La Cour suprême autorise les propriétaires à reprendre les expulsions

La Cour suprême a annulé jeudi l’interdiction fédérale d’expulsion, supprimant une protection pour environ 3,5 millions de locataires qui pensent qu’ils risquent de perdre bientôt leur logement.

Points clés à retenir

  • La Cour suprême a annulé jeudi l’interdiction d’expulsion des Centers for Disease Control dans une décision de 6 voix contre 3.
  • Le verdict supprime une couche de protection juridique pour environ 3,5 millions de locataires qui pensent qu’ils seront probablement expulsés au cours des deux prochains mois, selon un récent sondage de recensement.
  • Un programme fédéral qui paie le loyer au nom des locataires en difficulté financière est toujours disponible pour les locataires et les propriétaires.

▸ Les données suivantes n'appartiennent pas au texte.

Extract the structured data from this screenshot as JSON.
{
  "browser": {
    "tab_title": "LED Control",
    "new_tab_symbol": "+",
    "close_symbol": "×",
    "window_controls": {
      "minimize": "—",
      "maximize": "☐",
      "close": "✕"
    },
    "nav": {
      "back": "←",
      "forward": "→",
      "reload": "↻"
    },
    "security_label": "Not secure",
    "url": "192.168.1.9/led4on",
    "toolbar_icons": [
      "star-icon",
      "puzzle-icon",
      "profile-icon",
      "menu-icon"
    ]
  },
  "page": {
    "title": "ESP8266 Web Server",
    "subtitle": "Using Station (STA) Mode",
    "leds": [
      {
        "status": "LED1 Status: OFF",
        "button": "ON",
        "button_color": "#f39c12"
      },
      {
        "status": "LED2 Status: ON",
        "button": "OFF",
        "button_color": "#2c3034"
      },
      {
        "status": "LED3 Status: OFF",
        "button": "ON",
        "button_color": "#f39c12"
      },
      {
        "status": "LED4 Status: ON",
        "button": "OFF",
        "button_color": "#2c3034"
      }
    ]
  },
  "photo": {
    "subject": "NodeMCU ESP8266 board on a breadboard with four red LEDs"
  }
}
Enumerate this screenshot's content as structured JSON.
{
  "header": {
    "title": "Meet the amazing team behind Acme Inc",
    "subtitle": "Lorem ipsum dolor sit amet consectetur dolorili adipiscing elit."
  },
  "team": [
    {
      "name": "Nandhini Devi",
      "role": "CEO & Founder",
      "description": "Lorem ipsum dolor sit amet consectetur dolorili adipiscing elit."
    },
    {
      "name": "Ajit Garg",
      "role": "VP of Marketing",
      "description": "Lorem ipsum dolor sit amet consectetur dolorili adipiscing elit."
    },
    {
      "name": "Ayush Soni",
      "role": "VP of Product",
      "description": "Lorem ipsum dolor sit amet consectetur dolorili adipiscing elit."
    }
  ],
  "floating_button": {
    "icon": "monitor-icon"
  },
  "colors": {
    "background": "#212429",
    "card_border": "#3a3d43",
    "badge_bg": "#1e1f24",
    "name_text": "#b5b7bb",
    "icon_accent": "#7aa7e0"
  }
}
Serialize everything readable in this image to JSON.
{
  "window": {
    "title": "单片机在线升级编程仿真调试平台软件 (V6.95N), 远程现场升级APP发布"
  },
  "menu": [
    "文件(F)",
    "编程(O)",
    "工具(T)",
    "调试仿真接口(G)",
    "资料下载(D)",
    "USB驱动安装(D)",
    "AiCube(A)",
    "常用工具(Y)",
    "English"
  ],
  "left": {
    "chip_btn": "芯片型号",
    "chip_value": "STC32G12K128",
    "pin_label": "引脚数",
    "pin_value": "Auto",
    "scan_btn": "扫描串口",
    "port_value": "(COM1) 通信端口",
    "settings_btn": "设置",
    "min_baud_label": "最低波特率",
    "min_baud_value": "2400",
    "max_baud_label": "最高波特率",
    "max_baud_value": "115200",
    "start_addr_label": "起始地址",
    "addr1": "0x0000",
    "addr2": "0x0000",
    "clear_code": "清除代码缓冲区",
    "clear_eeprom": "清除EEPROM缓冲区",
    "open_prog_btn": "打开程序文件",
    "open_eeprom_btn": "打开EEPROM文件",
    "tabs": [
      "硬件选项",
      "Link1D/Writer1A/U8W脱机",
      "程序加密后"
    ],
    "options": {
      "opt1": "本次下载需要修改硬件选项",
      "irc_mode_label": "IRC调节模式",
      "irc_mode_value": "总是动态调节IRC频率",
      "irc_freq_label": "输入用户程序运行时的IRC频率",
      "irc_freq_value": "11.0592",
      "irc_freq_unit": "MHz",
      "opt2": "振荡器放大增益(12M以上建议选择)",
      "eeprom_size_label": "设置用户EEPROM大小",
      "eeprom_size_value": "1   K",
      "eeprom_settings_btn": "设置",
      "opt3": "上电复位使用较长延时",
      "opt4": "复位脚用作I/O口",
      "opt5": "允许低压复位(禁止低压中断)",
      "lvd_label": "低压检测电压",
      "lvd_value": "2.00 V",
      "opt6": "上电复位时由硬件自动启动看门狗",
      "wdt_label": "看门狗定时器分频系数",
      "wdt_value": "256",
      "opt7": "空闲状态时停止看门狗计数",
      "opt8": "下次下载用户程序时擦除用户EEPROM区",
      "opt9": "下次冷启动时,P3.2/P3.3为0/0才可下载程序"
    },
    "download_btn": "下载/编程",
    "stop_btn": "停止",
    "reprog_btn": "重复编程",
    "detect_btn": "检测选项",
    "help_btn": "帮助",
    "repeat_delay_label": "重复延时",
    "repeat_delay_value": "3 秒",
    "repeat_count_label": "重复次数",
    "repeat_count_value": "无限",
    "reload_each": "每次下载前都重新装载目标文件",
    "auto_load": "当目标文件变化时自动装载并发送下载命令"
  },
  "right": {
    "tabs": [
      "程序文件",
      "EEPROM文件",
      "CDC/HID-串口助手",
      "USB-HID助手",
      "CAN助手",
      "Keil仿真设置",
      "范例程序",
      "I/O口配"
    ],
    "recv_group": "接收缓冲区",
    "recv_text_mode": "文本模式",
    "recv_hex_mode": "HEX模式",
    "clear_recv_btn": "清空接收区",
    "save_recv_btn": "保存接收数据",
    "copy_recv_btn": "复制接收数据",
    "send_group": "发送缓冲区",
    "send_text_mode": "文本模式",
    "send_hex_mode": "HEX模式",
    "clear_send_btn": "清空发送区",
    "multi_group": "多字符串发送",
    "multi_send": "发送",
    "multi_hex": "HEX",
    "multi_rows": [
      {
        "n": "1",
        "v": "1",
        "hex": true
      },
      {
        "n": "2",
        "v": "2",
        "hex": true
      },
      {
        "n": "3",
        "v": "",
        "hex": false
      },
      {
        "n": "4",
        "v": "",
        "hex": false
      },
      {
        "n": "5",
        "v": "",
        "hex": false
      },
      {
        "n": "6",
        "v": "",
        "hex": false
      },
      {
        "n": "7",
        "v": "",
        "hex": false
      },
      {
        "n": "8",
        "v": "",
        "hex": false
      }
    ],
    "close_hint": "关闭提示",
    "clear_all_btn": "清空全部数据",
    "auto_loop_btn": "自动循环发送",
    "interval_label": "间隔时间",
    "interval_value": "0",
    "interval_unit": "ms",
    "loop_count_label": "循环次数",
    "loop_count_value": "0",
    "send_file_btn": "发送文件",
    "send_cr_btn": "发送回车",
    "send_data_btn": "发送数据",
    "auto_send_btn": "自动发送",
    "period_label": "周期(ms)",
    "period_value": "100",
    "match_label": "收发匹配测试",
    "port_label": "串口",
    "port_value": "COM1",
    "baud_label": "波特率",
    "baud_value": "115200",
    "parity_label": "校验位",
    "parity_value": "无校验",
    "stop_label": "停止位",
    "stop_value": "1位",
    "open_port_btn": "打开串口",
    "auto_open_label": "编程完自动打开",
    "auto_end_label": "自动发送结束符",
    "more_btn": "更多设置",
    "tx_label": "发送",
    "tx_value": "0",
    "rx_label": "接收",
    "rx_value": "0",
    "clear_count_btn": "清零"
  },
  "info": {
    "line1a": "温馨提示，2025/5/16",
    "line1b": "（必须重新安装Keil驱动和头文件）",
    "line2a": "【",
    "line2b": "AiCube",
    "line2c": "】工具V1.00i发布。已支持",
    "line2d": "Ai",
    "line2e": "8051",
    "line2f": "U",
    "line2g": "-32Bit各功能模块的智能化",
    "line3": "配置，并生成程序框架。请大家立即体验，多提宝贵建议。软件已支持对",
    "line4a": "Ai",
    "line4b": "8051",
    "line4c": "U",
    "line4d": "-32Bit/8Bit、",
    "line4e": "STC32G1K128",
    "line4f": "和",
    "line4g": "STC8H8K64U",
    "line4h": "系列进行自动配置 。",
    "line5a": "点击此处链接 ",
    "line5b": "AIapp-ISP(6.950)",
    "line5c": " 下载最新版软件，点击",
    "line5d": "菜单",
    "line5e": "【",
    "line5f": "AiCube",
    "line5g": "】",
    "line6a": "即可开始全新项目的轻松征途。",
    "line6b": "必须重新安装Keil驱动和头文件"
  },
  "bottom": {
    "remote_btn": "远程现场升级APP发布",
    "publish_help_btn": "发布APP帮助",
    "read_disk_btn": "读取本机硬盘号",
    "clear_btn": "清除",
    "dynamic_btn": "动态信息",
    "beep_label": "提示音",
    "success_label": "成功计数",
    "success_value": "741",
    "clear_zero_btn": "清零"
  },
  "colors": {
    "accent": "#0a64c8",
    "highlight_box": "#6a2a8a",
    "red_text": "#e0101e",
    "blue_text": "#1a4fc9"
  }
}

La Haute Cour a statué, par 6 voix contre 3, que les Centers for Disease Control and Prevention avaient outrepassé leur autorité en ordonnant que les propriétaires des comtés où la propagation du COVID-19 était importante ne puissent pas expulser les locataires de leur logement pour non-paiement du loyer s’ils signaient une déclaration attestant qu’ils souffraient de difficultés financières. Le verdict constitue une victoire pour les agents immobiliers et les propriétaires qui ont mené une bataille juridique pour permettre la reprise des expulsions.

Le dernier moratoire – remplaçant une interdiction similaire qui a duré de septembre au 31 juillet – n’a duré que 23 jours. L’ancienne interdiction du CDC a empêché 1,55 million de procédures d’expulsion d’être déposées devant les tribunaux, selon une estimation réalisée la semaine dernière par l’Eviction Lab de l’Université de Princeton. Trois millions et demi d’adultes en retard sur leur loyer s’estiment au moins assez susceptibles d’être expulsés au cours des deux prochains mois, selon une enquête du Census Bureau réalisée entre le 4 et le 16 août.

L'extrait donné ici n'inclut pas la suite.